How to write a reproducible example
You are most likely to get good help with your R problem if you provide a reproducible example. A reproducible example allows someone else to recreate your problem by just copying and pasting R code.
There are four things you need to include to make your example reproducible: required packages, data, code, and a description of your R environment.
Packages should be loaded at the top of the script, so it’s easy to see which ones the example needs.
The easiest way to include data in an email is to use dput() to generate the R code to recreate it. For example, to recreate the mtcars dataset in R, I’d perform the following steps:
- Run
dput(mtcars)
in R - Copy the output
- In my reproducible script, type
mtcars <-
then paste.
Spend a little bit of time ensuring that your code is easy for others to read:
make sure you’ve used spaces and your variable names are concise, but informative
use comments to indicate where your problem lies
do your best to remove everything that is not related to the problem. The shorter your code is, the easier it is to understand.
Include the output of sessionInfo() as a comment. This summarises your R environment and makes it easy to check if you’re using an out-of-date package.
You can check you have actually made a reproducible example by starting up a fresh R session and pasting your script in.

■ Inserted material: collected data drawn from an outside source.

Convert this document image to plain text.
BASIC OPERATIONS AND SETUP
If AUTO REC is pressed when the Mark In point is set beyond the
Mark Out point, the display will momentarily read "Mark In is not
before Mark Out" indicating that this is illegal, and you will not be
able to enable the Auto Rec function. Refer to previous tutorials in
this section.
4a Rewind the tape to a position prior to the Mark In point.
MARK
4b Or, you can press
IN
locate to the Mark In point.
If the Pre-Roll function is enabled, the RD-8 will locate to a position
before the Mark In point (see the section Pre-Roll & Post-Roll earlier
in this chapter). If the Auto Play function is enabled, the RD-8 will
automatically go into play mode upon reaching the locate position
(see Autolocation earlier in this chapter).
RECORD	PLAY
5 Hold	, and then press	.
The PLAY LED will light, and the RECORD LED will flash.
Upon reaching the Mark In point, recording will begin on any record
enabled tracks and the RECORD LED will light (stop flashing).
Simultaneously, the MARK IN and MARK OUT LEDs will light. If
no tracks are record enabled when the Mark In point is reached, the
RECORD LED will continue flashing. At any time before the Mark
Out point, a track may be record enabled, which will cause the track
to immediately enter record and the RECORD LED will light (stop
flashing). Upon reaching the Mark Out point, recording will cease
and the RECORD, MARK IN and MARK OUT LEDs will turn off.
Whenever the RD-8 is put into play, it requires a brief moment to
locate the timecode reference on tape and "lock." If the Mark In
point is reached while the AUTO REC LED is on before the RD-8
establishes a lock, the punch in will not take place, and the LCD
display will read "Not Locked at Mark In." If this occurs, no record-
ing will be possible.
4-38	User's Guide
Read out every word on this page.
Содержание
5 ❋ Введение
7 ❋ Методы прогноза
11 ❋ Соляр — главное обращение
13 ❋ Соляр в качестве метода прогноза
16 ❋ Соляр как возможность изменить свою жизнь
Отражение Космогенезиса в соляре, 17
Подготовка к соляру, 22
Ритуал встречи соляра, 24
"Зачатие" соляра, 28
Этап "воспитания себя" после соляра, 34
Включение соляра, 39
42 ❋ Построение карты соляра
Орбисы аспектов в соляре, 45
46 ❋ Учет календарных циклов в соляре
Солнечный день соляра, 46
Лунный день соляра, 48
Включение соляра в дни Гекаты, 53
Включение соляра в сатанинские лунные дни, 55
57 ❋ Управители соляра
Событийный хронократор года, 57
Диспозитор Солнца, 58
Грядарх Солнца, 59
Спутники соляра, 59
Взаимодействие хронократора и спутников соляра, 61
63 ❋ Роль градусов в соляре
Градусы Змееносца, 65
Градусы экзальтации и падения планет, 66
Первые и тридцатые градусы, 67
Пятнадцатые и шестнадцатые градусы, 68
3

Before putting all of your code in an email, consider putting it on http://gist.github.com/. It will give your code nice syntax highlighting, and you don’t have to worry about anything getting mangled by the email system.
Example
Here’s an illustration of how to create a reproducible example. First, have R print out your data in a format that can be copy-pasted:
# For this example, use the built-in BOD data set. Replace this with your data.
dput(BOD)
#> structure(list(Time = c(1, 2, 3, 4, 5, 7), demand = c(8.3, 10.3,
#> 19, 16, 15.6, 19.8)), class = "data.frame", row.names = c(NA,
#> -6L), reference = "A1.4, p. 270")
Then you can use that output to create a reproducible example:
library(ggplot2)
# Save the data structure in variable BOD
BOD <- structure(list(Time = c(1, 2, 3, 4, 5, 7), demand = c(8.3, 10.3,
19, 16, 15.6, 19.8)), .Names = c("Time", "demand"), row.names = c(NA,
-6L), class = "data.frame", reference = "A1.4, p. 270")
# Some example code that uses the data
ggplot(BOD, aes(x=Time, y=demand)) + geom_line()
Check that others can run this code by simply copying and pasting it in a new R sesion.